The Air Travel Advisory Bureau is on the side of UK air passengers who have yet to receive refunds of their Air Passenger Duty tax on cancelled airline tickets. UK airlines are said to be “ripping them off.”
You know those additional fees no one really likes paying but someone has to pay? Air Passenger Duty is one of them, charged to passengers to and from certain airports. It’s a maintenance tax that allows airports extra income to better their facilities. The tax is only paid to the government by the airline if the passenger actually flies. If the passenger does not, that money must be refunded in full, but in most cases it’s not.

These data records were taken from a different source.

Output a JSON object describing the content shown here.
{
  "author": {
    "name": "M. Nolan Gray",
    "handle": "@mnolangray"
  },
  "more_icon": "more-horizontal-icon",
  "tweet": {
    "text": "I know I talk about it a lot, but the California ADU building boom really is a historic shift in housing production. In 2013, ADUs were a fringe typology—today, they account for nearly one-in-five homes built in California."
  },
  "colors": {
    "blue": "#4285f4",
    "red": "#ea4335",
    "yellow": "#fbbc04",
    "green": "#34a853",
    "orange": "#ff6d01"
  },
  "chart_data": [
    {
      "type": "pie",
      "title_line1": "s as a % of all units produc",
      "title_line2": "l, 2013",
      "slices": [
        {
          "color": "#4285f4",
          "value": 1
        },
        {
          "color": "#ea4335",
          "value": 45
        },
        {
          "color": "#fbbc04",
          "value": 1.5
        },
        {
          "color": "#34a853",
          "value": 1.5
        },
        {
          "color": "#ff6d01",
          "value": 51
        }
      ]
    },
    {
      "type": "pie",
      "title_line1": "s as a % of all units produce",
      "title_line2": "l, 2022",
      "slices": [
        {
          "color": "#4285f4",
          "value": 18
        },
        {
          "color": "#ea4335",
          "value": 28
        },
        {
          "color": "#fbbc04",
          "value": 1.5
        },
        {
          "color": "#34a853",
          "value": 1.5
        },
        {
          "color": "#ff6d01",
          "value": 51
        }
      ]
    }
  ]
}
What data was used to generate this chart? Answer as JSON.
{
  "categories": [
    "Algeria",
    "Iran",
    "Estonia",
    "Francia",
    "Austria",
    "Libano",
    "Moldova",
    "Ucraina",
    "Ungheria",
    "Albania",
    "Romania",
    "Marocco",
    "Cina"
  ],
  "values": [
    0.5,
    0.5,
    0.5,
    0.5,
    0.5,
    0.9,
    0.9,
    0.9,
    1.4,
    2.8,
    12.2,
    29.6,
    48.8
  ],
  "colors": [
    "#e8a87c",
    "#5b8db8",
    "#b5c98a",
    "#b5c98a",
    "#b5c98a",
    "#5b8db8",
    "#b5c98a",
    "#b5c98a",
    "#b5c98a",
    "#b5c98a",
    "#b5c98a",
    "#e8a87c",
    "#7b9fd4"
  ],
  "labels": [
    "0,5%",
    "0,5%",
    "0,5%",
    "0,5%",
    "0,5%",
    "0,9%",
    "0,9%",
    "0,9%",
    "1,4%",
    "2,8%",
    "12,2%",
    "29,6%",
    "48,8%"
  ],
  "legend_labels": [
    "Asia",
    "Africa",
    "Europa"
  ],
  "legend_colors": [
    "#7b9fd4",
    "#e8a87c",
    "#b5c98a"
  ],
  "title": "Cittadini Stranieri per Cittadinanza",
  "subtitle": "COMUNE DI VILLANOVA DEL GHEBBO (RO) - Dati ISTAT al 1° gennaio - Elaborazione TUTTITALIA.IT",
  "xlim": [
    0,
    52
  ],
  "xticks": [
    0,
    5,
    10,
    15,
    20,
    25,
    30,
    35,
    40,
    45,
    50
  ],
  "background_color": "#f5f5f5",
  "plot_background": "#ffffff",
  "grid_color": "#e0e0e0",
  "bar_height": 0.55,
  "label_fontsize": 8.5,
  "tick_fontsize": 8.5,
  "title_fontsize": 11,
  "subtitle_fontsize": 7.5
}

Some airlines, particularly low cost ones, make cancelling your flight so expensive in “admin fees” that they hope it will deter passengers from doing it. The magazine Which estimates that Ryanair, for example, collected close to £5 million in excess in 2003 in un-refunded taxes.
There’s no way of really knowing since airlines are not required to report how much income was gained from not refunding APD taxes. The governing authority here is Her Majesty’s Revenue and Customs. They only require airlines to report the number of departing passengers on flights, therefore it’s easy for them to calculate how much ADP is required to be paid.
It’s easy to see from scams like this that airfare prices need to be more transparent. Airfares advertised with low cost airlines in particular are loaded with additional fees, charging for everything from luggage to boarding passes. Do passengers really know what they’re paying for and what’s (not) included in the price?
What did the Air Travel Advisory Bureau have to say about this when it came to light? “I am amazed that the airline industry has been allowed to sink to its present condition. In the last ten years air travel is the only major form of transportation that has gone backwards.” (Tony White, chairman ATAB)
Do you think airlines should be penalised for not refunding the APD? Should airfares be more transparent?